Samuel Guibert was in Ireland last week for wine tastings in Tipperary and Cork. He’s the head winemaker of  legend of the Languedoc, or the “Grand Cru of the Midi”, Mas de Daumas Gassac. Started by his father and mother in 1971, he has since joined the business with two of his brothers, Roman and Gaël. When he’s not making wine or flying around the globe talking about making wine he’s a busy father of two sons and a daughter.

Just before he headed south of the Pale, I caught up with him for a chat about making his “Grand Cru of the Midi”.

Samuel opens up confidently in saying there are no bad questions, he’s open to anything. Not something you normally hear from winemakers who are usually closely guarded by their local importers and PR people.

Mas de Daumas Gassac has been called the Lafite of the Languedoc, tell me how it started?
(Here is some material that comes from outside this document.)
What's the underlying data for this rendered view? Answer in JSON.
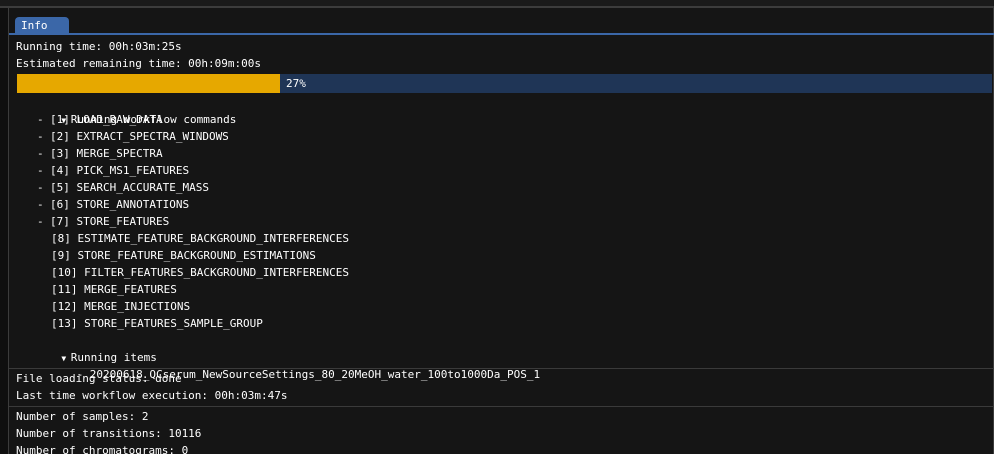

Well, it started with luck! My parents purchased an old farm or “Mas” in 1971. They had fallen in love with the area and found an old farm, almost in ruins.

My father, Aimé, was in the leather business and my mother taught in Montpelier. Neither had any real interest in the wine business.

If you wanted to make money, particularly in the Languedoc, wine was not the way to do it. Back then, getting wine into a glass bottle was an achievement.

So, they had all this land and didn’t know what to do with it. They thought about planting asparagus, sage, maizse or something else until a good friend, Henri Enjalbert, paid them a visit. Enjalbert was the Dean of the School of Geography in the University of Bordeaux so he knew a thing or two about soils.  After walking around the property it reminded him of Cote d’Or in Burgundy.

Glacial deposits, very rich in minerals led him to believe that my parents could make a Grand Cru wine here, but he also added it could take them 200 years. But from a terroir perspective, he said there was something exceptional in this valley.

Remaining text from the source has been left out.